Mis padres, mis amigos, mis hermanos en la Iglesia, todos pensaban lo mismo. Estaba loco. Preguntaban: “¿Por qué quieres ir al ejército además siendo protestante?”. Precisamente por eso. En el ejército habría miles de jóvenes y yo quería predicarles el Evangelio.
Nunca volví a ver al capitán y el comandante que me hicieron el interrogatorio. Pienso que el informe que escribirían despejó las posibles inquietudes de la alta oficialidad hacia mi persona.
Quien siempre mantuvo sus dudas, y más que dudas, la convicción de que yo era espía del comunismo, era el capitán de mi compañía. Mi registro mental no ha tenido interés en conservar su nombre. Pero a él lo tengo clavado en la retina de mis ojos. Era alto, fuerte tirando a gordo, de escasa cultura. Supe que había sido cabo de limpieza cuando estalló la guerra y por méritos alcanzó el grado de capitán, después de haber matado a no sé cuántos rojos. Era un hombre cómico, a veces me parecía ingenuo. No se había desprendido de la mentalidad de cabo de limpieza.
Un día entre semana pedí permiso al teniente de guardia para regresar después de las diez de la noche. Esto lo hacía con frecuencia para reunirme con mis hermanos evangélicos en la capital. Nunca me lo negaron. Aquella noche regresé media hora antes y me apoyé sobre la muralla del paseo marítimo mirando el mar, la mar. De pronto me sobresalté por dos fuertes manos que se apoyaban sobre mis hombros y oí la voz del capitán de mi compañía, que conocía bien.
– Te pillé, Monroy.
– A sus órdenes, mi capitán.
– ¿Qué haces aquí?
– Estaba mirando el mar. Tengo permiso hasta las diez.
– No. Tú estás transmitiendo señales a algún barco en la lejanía. Vente conmigo.
Me llevó a la sala de guardia y ordenó al bandera:
– Registra a Monroy: un pañuelo, pocas monedas, un pequeño Nuevo Testamento y algunos folletos.
Insistía:
– Tienes que decirme qué hacías allí.
– Nada, mi capitán, mirando el mar en la noche.
– Está bien –concluyó–. Vete y mañana hablaremos.
Al día siguiente, al atardecer, el bandera me buscaba a gritos: “Monroy, Monroy, te llama el capitán”.

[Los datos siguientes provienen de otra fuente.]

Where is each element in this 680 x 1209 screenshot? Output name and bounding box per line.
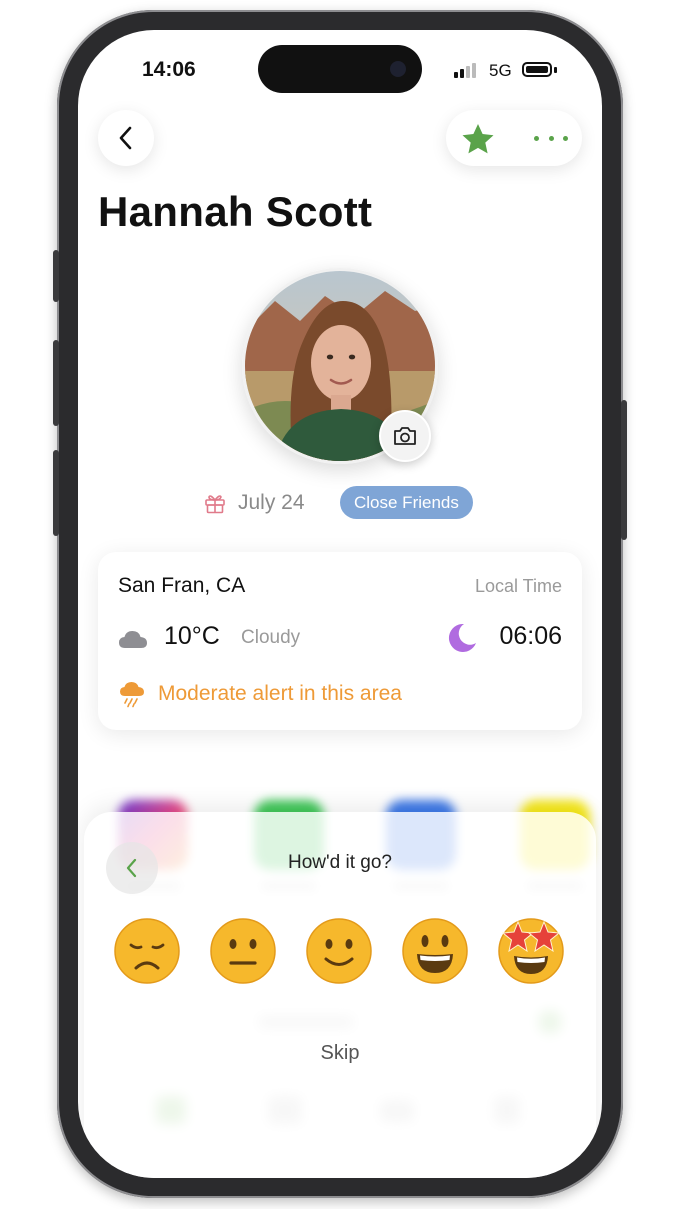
gift-icon xyxy=(205,495,225,514)
birthday: July 24 xyxy=(204,486,305,520)
feedback-sheet: How'd it go? Skip xyxy=(84,812,596,1178)
weather-condition: Cloudy xyxy=(241,627,301,648)
power-button xyxy=(621,400,627,540)
dynamic-island xyxy=(258,45,422,93)
screen: 14:06 5G Hannah Scott July 24 Close Frie… xyxy=(78,30,602,1178)
slightly-smiling-face-icon[interactable] xyxy=(304,916,374,986)
signal-icon xyxy=(454,62,482,78)
more-button[interactable] xyxy=(534,124,568,152)
city-label: San Fran, CA xyxy=(118,574,246,597)
more-dot xyxy=(548,135,554,141)
grinning-face-icon[interactable] xyxy=(400,916,470,986)
star-struck-face-icon[interactable] xyxy=(496,916,566,986)
volume-up-button xyxy=(53,340,59,426)
moon-icon xyxy=(448,623,476,652)
favorite-button[interactable] xyxy=(460,122,496,156)
star-icon xyxy=(462,124,494,154)
front-camera xyxy=(390,61,406,77)
local-time-label: Local Time xyxy=(474,576,562,596)
battery-icon xyxy=(522,62,552,77)
volume-down-button xyxy=(53,450,59,536)
chevron-left-icon xyxy=(119,126,132,150)
birthday-date: July 24 xyxy=(238,491,305,514)
group-tag[interactable]: Close Friends xyxy=(340,486,473,519)
rating-options xyxy=(112,916,568,986)
cloud-icon xyxy=(119,631,147,648)
location-card: San Fran, CA Local Time 10°C Cloudy 06:0… xyxy=(98,552,582,730)
local-time: 06:06 xyxy=(499,622,562,650)
temperature: 10°C xyxy=(164,622,220,650)
header-actions xyxy=(446,110,582,166)
disappointed-face-icon[interactable] xyxy=(112,916,182,986)
weather-alert[interactable]: Moderate alert in this area xyxy=(158,682,402,706)
more-dot xyxy=(534,135,539,141)
camera-icon xyxy=(394,427,416,445)
more-dot xyxy=(563,135,568,141)
sheet-title: How'd it go? xyxy=(288,852,392,873)
change-photo-button[interactable] xyxy=(379,410,431,462)
storm-alert-icon xyxy=(120,682,144,708)
status-time: 14:06 xyxy=(142,58,196,81)
battery-tip xyxy=(554,67,557,73)
back-button[interactable] xyxy=(98,110,154,166)
contact-name: Hannah Scott xyxy=(98,188,373,235)
skip-button[interactable]: Skip xyxy=(84,1042,596,1065)
action-button xyxy=(53,250,59,302)
network-label: 5G xyxy=(489,61,512,80)
neutral-face-icon[interactable] xyxy=(208,916,278,986)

Acudí a su presencia. Me cuadré. Estaba borracho. Pero su mente fabricaba ideas.
– “A ver, Monroy, explícame quién fue ese Lutero”.
Traté de darle testimonio de mi conversión, pero me interrumpió y me dijo, como Félix a Pablo: “Ahora vete”, ya hablaremos otro día.
Me alejé de él, pero él no se alejó de mi durante todo el tiempo que permanecí en el cuartel. Como capitán de mi compañía nos veíamos con frecuencia. Fijo cada diez días, cuando acudía a darme la paga: cinco pesetas, cincuenta céntimos diarios.